Date: Sun 02 Sep 2018

Settlement Hierarchy and the Green Belt assessments are flawed

We believe the Council's Plan is based on evidence documents that are weak, contradictory, and inconsistent with national planning policy and planning case law. Core documents including the objectively assessed needs, the Settlement Hierarchy and the Green Belt assessments are flawed. And it is clear that the Plan is not 'infrastructure led' as has been repeatedly claimed.

OLRG has submitted its expert opinion response to the consultation on the final version of the Plan. In it, we have made detailed alternative proposals for rewriting the Plan - and to deliver infrastructure, to correct the Green Belt assessments, and to provide higher numbers of affordable housing.

We have also made submissions to the Council's three previous Local Plan consultations. To read these submissions, click on the links in the box at the top of the front page of this website. All our submissions have been drawn up under guidance from legal and planning experts.

On 19 December 2018, the Tandridge Local Plan was approved for submission to the Planning Inspectorate for Examination. The seven Conservative Councillors on the Planning Policy Committee voted it through, the three OLRG/Independents voted against, and the three Liberal Democrats abstained.

The Plan proposes 4,000 houses in a 'garden community' on the Green Belt in South Godstone, release of Green Belt around the main settlements including Hurst Green, and increasing building density putting even greater pressure on infrastructure.

In addition, it has assessed numerous Green Belt sites as "deliverable and developable."

For three years now and right from the start of the Local Plan process, we have made clear the problems with the Council's work. Members have funded expert advice which we have given to the Council at every one of the Local Plan consultations - and in separate QC opinion. We have given the Council every opportunity at every point in the process to put things right but it has not done so.

OLRG has always said that the Council's repeated claims that the Plan is 'infrastructure led' are not supported by the evidence. This is now very clear from the consultation responses to the draft Plan from infrastructure providers such as Surrey County Council and the Local Enterprise Partnership Coast to Capital, with their denials of the Council's claims that they will fund infrastructure provision.

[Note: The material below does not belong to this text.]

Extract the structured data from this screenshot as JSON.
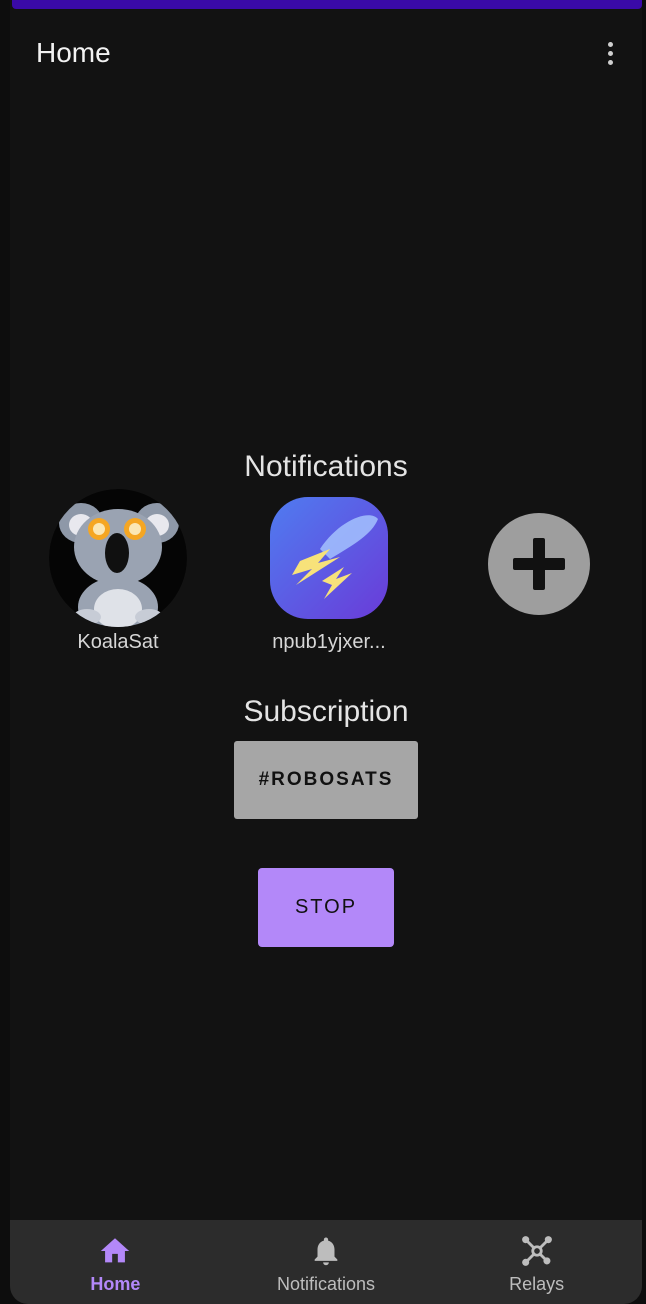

Overwhelmingly, the items listed in the Infrastructure Delivery Plan read as policy objectives, statements of intent, or simply a wish list, rather than as identifiable projects which have a reasonable prospect of being delivered.

The claim that there will be 'thousands of new jobs' is also not supported by the evidence. It seems a wholly unrealistic statement, given the rural nature of the District and the constraint to jobs growth through ever increasing competition from nearby expanding larger population and economic centres.

The Plan fails to maximise opportunities for affordable housing. It has set affordable housing thresholds of just 20% in the built-up areas and 40% elsewhere and for Green Belt sites. And yet the Council's own viability assessments show that higher affordable housing requirements, in some cases considerably higher, could be achieved.

The Green Belt assessments have not been carried out properly and in accordance with national policy.

These are just a few examples of the problems with the Council's Local Plan work.